クリスマスの朝に届いた、小山になるほどの華麗なプレゼントの数々。
インド産の珍しい模様の布張りクッションや寝具、アメリカで流行している最新のボードゲームが5つも。フランスからは、素人目にも高級な万年筆。
使用人総員名義で届いた大きなクリスマスケーキは、寮に残っていた同期達全員に、歓声と共に一瞬で食い荒らされてしまったけれど。

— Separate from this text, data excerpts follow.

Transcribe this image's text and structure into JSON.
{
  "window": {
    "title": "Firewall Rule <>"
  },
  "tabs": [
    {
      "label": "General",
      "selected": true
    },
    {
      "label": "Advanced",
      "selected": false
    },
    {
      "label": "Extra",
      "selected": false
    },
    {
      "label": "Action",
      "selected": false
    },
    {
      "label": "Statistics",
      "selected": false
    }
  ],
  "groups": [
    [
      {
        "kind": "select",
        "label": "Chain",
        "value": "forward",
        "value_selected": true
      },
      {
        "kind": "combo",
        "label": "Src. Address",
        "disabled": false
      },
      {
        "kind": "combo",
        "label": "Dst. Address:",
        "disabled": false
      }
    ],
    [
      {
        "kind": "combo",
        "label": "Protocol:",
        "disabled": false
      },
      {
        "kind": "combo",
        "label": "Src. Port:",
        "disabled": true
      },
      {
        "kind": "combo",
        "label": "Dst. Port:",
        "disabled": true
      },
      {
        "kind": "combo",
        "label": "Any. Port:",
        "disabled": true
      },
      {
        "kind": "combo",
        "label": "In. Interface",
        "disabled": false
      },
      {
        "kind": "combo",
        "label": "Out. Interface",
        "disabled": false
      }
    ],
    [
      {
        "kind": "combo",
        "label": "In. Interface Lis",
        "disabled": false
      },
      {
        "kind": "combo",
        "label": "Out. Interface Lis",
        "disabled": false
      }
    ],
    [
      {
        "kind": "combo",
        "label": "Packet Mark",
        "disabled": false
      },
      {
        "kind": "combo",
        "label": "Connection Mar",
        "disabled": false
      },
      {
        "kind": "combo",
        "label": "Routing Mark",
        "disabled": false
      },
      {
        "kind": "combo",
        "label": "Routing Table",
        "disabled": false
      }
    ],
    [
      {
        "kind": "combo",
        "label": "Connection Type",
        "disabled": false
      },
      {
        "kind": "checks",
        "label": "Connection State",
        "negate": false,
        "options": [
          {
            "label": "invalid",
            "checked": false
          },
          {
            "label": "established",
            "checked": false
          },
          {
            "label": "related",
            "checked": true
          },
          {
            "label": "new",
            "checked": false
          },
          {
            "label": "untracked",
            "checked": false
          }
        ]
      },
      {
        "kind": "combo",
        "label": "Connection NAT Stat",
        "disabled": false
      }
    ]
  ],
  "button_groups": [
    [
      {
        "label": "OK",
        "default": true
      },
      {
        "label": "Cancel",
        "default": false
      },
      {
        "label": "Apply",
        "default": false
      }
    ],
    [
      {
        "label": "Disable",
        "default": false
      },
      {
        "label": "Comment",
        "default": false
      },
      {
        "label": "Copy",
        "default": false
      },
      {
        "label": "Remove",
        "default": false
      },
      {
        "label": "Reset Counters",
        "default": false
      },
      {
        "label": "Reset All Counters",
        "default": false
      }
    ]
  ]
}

日に日に独裁政権による規制が強まり、贅沢の禁じられていく世の中にあって、これだけの物を士官学校まで届けるには、きっと、よほどの手間も金も掛かっているはずだった。
楽しげに笑って、同期達に気前よくケーキを譲ったサンダースも、そこに込められた思いは、きっと誰より分かっているはずだった。
それでも、だからこそ。
『おい、もう寝たらどうだ?』
提出まで、まだ日があるだろう、と。声を掛けたラーグハルトに背を向けたまま。
『もう少し。まだ、完璧じゃない』
机に向かったまま、黒髪の頭は左右に振られた。
『改善点があるはずだ』
失敗するわけにはいかない、と。
小さく、呟いて。
華やかで裕福で、優秀で。何もかも持っていたからこそ。
それに見合う人間でなければならないことを、賢いその人は、周りが期待するよりも先に自負していた。
なまじ元のスペックが優秀であるだけに、常に常に前回以上であろうとすることは、容易ではない。
クリスマスイブの夜。
華やかな贈り物を包んでいた、美しい包装紙を丁寧に畳んで載せた机の上。
深夜まで、課題を纏めるペンの音が響いていた事を、ラーグハルトは知っている。
(賢いくせに)
愚直な、とても不器用な、そんな親友だと、思った。